Why is it So Dangerous?– The relationship between the various available drugs (prescription and illegal) and the ability to drive is more complex than alcohol, and there is no linear relationship between drug metabolites (blood levels of a drug) and impairment, and every case is a little bit different.
What Drugs Most Commonly Contribute to Crashes?-One study conducted by the NHTSA in 2009 found that 18% of all fatally injured drivers tested positive for at lease one illicit, prescription, or over-the-counter drug. Cannabis (found in marijuana) accounted for roughly 50% of all positive drug tests, followed by Cocaine at 29.3%, and opiates at 14.8%. For the reasons stated above regarding blood content, it is very difficult to produce exact figures for pharmaceutical drugs.
What Can You Do?-Obviously, you should never get behind the wheel of a vehicle after using illegal drugs. For pharmaceuticals and other drugs it is a bit more complicated.

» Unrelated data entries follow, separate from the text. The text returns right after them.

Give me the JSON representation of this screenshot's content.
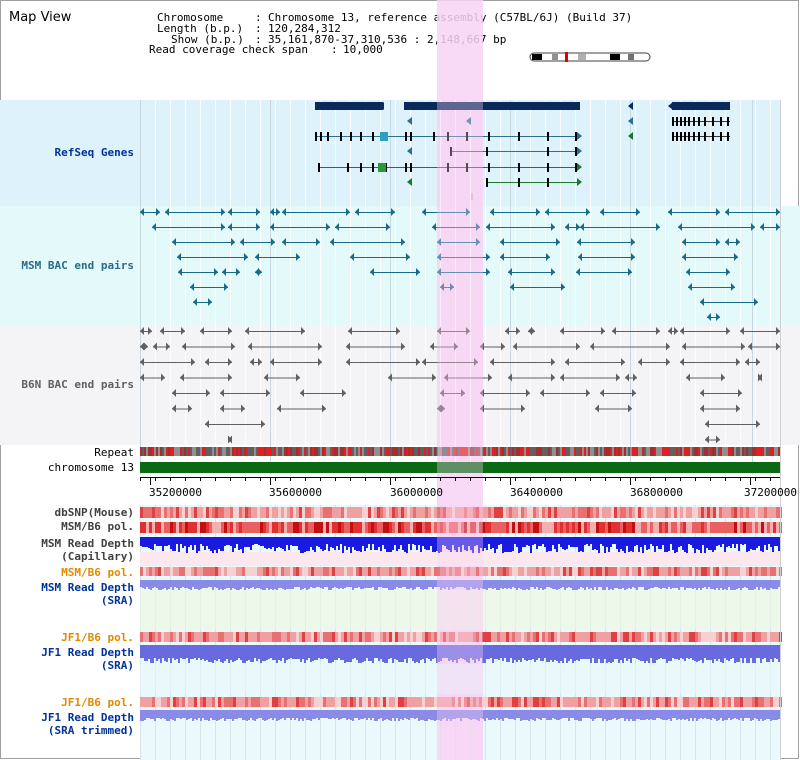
{
  "header": {
    "map_title": "Map View",
    "chromosome_label": "Chromosome",
    "chromosome_value": "Chromosome 13, reference assembly (C57BL/6J) (Build 37)",
    "length_label": "Length (b.p.)",
    "length_value": "120,284,312",
    "show_label": "Show (b.p.)",
    "show_value": "35,161,870-37,310,536 : 2,148,667 bp",
    "coverage_label": "Read coverage check span",
    "coverage_value": "10,000",
    "separator": ":"
  },
  "tracks": {
    "refseq_genes": "RefSeq Genes",
    "msm_bac": "MSM BAC end pairs",
    "b6n_bac": "B6N BAC end pairs",
    "repeat": "Repeat",
    "chromosome": "chromosome 13",
    "dbsnp": "dbSNP(Mouse)",
    "msm_b6_pol": "MSM/B6 pol.",
    "msm_read_depth_cap_1": "MSM Read Depth",
    "msm_read_depth_cap_2": "(Capillary)",
    "msm_b6_pol_2": "MSM/B6 pol.",
    "msm_read_depth_sra_1": "MSM Read Depth",
    "msm_read_depth_sra_2": "(SRA)",
    "jf1_b6_pol": "JF1/B6 pol.",
    "jf1_read_depth_sra_1": "JF1 Read Depth",
    "jf1_read_depth_sra_2": "(SRA)",
    "jf1_b6_pol_2": "JF1/B6 pol.",
    "jf1_read_depth_trim_1": "JF1 Read Depth",
    "jf1_read_depth_trim_2": "(SRA trimmed)"
  },
  "axis": {
    "ticks": [
      "35200000",
      "35600000",
      "36000000",
      "36400000",
      "36800000",
      "37200000"
    ]
  },
  "colors": {
    "refseq_bg": "#def2fb",
    "msm_bac_bg": "#e4fafa",
    "b6n_bg": "#f4f4f6",
    "highlight": "#f8d4f4",
    "gene_dark": "#0a2a5c",
    "gene_line": "#2a7090",
    "gene_green": "#1a7a2a",
    "msm_pair": "#1a6a8a",
    "b6n_pair": "#606060",
    "chromosome_bar": "#0a6a14",
    "label_blue": "#00339a",
    "label_orange": "#e08a00",
    "depth_blue": "#1a1ae0",
    "depth_light": "#8a8ae8",
    "pol_red": "#e85050"
  },
  "icons": {
    "chromosome_ideogram": "chromosome-ideogram-icon"
  }
}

Whenever you get prescribed a drug by your doctor, talk with him or her about the side effects that come with using it, and make sure to ask about their effects when taken with other medications you may currently have. The more you know, the better.
Since 1992 our lawyers have helped victims of negligence in all types of accident lawsuits, including those involving drunk and drugged driving accidents. We hope that you found this information helpful, and we urge you to seek out further information in order to fully understand the hazards of drugged driving, because we know that doing so will keep you and everyone else on the road a little bit safer.